Official list of user agents that are regarded as robots/spiders by Project COUNTER
The growing use of web crawler robots have the potential to inflate usage statistics. Only genuine, user-driven usage should be reported in usage statistics. This list can be used to determine whether a request is performed by a bot or if it is performed by a genuine user.
This list is open for extension and anyone can make a new pull request with new additions to this list. When proposing new bots it is important to give an explanation/argumentation on why you think that is a bot. It would also be appreciated if you can give a small description and eventually an url where the crawler comes from.
Merges of changes to the master branch will automatically trigger a new official release by the end of the day. At the end of each day when changes are made to master, a tag with the date is automatically made. Versions and changes can be viewed in CHANGES.md. CHANGES.md is manually updated and curated.
The list is available in a JSON format, this for the purpose so we can add extra data like date added, a description, an url, ... . Only the pattern field is obligatory, dates should be in the following format: YYYY-MM-DD. In the folder generated you can find the list in text format, this is a simplified format with one bot on each line. This file should NOT be edited, as it will be generated from the list in json-format. This derived list receives an automated update with each new release of the source list in json.
There is a script included called convert_to_text which will convert the list to a text file with a bot on every line. Just run the script in the same folder as the COUNTER_Robots_list.json file and it will generate a COUNTER_Robots_list.txt file (You need jq for this: https://github.com/stedolan/jq).

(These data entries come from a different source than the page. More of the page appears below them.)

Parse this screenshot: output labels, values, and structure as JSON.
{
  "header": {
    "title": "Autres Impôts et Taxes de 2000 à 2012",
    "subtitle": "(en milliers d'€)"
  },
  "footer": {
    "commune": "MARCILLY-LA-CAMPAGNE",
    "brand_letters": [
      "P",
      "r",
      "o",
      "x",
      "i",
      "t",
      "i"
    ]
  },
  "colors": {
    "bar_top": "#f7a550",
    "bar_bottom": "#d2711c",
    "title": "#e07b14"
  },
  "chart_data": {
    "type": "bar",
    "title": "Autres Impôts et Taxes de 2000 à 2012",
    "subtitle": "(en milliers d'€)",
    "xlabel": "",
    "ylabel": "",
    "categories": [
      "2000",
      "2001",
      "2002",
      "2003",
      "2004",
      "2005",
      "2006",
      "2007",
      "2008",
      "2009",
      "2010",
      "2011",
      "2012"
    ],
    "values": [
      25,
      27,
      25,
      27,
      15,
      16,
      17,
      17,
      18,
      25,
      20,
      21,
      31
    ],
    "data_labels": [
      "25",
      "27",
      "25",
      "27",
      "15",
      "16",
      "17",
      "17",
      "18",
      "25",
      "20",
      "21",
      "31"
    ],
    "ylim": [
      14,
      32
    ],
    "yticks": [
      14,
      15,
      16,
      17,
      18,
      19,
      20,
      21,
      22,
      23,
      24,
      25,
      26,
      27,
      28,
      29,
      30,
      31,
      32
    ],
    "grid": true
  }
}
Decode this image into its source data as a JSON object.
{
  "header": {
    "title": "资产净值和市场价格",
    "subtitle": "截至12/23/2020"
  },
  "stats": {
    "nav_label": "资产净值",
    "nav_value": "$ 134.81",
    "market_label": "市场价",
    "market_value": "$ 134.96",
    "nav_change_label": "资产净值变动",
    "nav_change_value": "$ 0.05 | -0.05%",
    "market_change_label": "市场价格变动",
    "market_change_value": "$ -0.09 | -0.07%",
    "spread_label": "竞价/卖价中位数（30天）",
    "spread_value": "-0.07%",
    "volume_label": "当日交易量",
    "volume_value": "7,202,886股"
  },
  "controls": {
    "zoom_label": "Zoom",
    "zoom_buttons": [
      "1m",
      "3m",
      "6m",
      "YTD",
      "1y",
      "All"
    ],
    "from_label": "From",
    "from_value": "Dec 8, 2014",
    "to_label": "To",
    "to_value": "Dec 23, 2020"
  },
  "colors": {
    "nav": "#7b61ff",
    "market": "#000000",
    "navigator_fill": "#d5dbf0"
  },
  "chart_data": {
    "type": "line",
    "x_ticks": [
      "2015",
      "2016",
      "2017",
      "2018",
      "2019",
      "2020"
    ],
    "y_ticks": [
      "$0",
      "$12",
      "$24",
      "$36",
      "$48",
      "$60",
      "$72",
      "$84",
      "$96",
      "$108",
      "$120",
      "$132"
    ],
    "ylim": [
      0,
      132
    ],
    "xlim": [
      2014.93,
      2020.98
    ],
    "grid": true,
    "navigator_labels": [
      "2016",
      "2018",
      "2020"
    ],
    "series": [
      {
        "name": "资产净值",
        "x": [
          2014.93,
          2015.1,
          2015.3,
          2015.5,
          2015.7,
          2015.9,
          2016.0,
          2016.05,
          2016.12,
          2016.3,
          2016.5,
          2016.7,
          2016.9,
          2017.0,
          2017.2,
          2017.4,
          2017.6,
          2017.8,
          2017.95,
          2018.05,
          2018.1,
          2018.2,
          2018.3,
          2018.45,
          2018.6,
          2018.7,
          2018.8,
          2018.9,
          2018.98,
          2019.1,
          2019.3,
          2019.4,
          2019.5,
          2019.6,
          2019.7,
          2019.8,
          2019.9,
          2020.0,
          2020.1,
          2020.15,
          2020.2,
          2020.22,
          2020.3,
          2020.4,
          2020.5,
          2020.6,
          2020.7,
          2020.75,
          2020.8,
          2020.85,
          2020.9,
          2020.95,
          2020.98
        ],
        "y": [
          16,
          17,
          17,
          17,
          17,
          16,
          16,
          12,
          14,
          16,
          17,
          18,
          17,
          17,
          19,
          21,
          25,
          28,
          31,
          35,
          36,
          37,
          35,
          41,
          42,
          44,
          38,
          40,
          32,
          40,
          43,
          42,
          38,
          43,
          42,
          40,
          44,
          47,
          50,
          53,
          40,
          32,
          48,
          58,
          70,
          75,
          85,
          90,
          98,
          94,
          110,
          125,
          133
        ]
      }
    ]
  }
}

When matching against the patterns in this list, we strongly advice you to use case-insensitive matching as there are multiple case-specific iterations of certain web crawler robots. Instead of matching these on a case by case basis, which would inflate the number of patterns,(For example, if we want to match 'bot', we can be fairly certain that 'BoT' is to be matched as well) case insensitive matching reduces the number of configs to take into consideration.